Question

Solve the inequality :-

$\frac{ ({2}^{x}-1)(x + 1)(x - 1) }{(x + 2)} \leqslant 0$

Answer 1

Final Answer :
$- 2 < x \leqslant - 1 \: or \: \\ 0\leqslant x \leqslant 1$
Steps and Understanding :
1) Domain of LHS function is :
(x+2)!=0
x! =-2
=> x not equal to -2.

2) Since, the LHS function is trivial so we don't need to simplify it.

Critical Points :
$( {2}^{x} - 1) = 0 \\ = > {2}^{x} = 1 = > x = 0 \\ \\ ( x+ 1) = 0 = > x = - 1 \\ \\ (x - 1) = 0 = > x = 1 \\ \\ (x + 2) = 0 = > x = - 2$

(3) Since, all critical points will occur odd number of times, so there will be alternate change in signs.

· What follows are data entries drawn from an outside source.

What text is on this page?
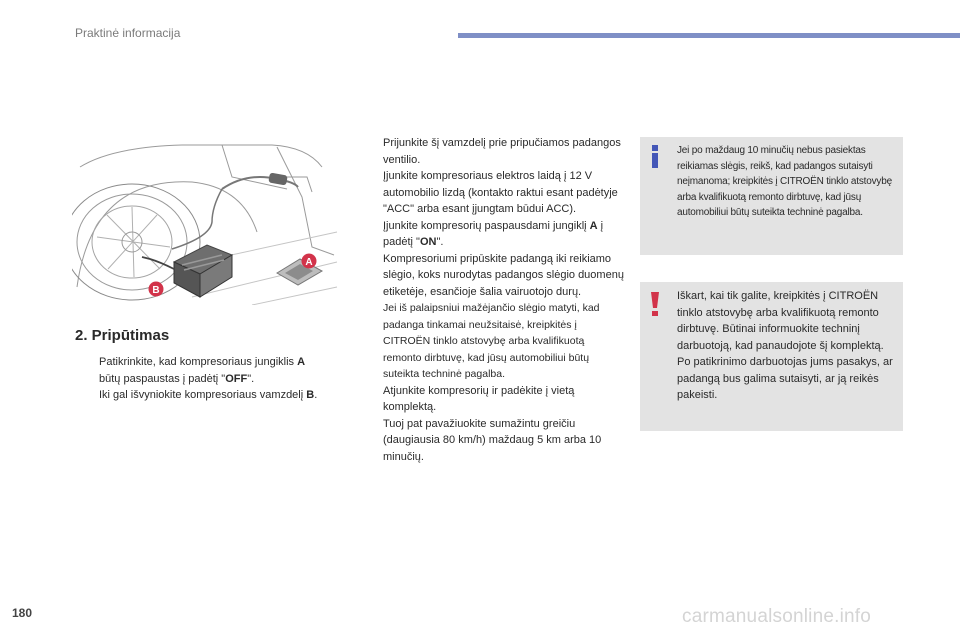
Praktinė informacija
A
B
2. Pripūtimas
Patikrinkite, kad kompresoriaus jungiklis A
būtų paspaustas į padėtį "OFF".
Iki gal išvyniokite kompresoriaus vamzdelį B.
Prijunkite šį vamzdelį prie pripučiamos padangos ventilio.
Įjunkite kompresoriaus elektros laidą į 12 V automobilio lizdą (kontakto raktui esant padėtyje "ACC" arba esant įjungtam būdui ACC).
Įjunkite kompresorių paspausdami jungiklį A į padėtį "ON".
Kompresoriumi pripūskite padangą iki reikiamo slėgio, koks nurodytas padangos slėgio duomenų etiketėje, esančioje šalia vairuotojo durų.
Jei iš palaipsniui mažėjančio slėgio matyti, kad padanga tinkamai neužsitaisė, kreipkitės į CITROËN tinklo atstovybę arba kvalifikuotą remonto dirbtuvę, kad jūsų automobiliui būtų suteikta techninė pagalba.
Atjunkite kompresorių ir padėkite į vietą komplektą.
Tuoj pat pavažiuokite sumažintu greičiu (daugiausia 80 km/h) maždaug 5 km arba 10 minučių.
Jei po maždaug 10 minučių nebus pasiektas reikiamas slėgis, reikš, kad padangos sutaisyti neįmanoma; kreipkitės į CITROËN tinklo atstovybę arba kvalifikuotą remonto dirbtuvę, kad jūsų automobiliui būtų suteikta techninė pagalba.
Iškart, kai tik galite, kreipkitės į CITROËN tinklo atstovybę arba kvalifikuotą remonto dirbtuvę. Būtinai informuokite techninį darbuotoją, kad panaudojote šį komplektą. Po patikrinimo darbuotojas jums pasakys, ar padangą bus galima sutaisyti, ar ją reikės pakeisti.
180	carmanualsonline.info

For Number line and signs see pic.

(4) If you don't understand signs just put the value between critical points to check it's sign.
Still doubt exist notify me.

(5) We will take those values which contains negative sign and in domain. (see pic)
We got :

$- 2 < x \leqslant - 1 \: or \: \: 0 \leqslant \: x \leqslant 1$
Equality is not in -2 as it is not in domain or
1/(x+2) will not be defined.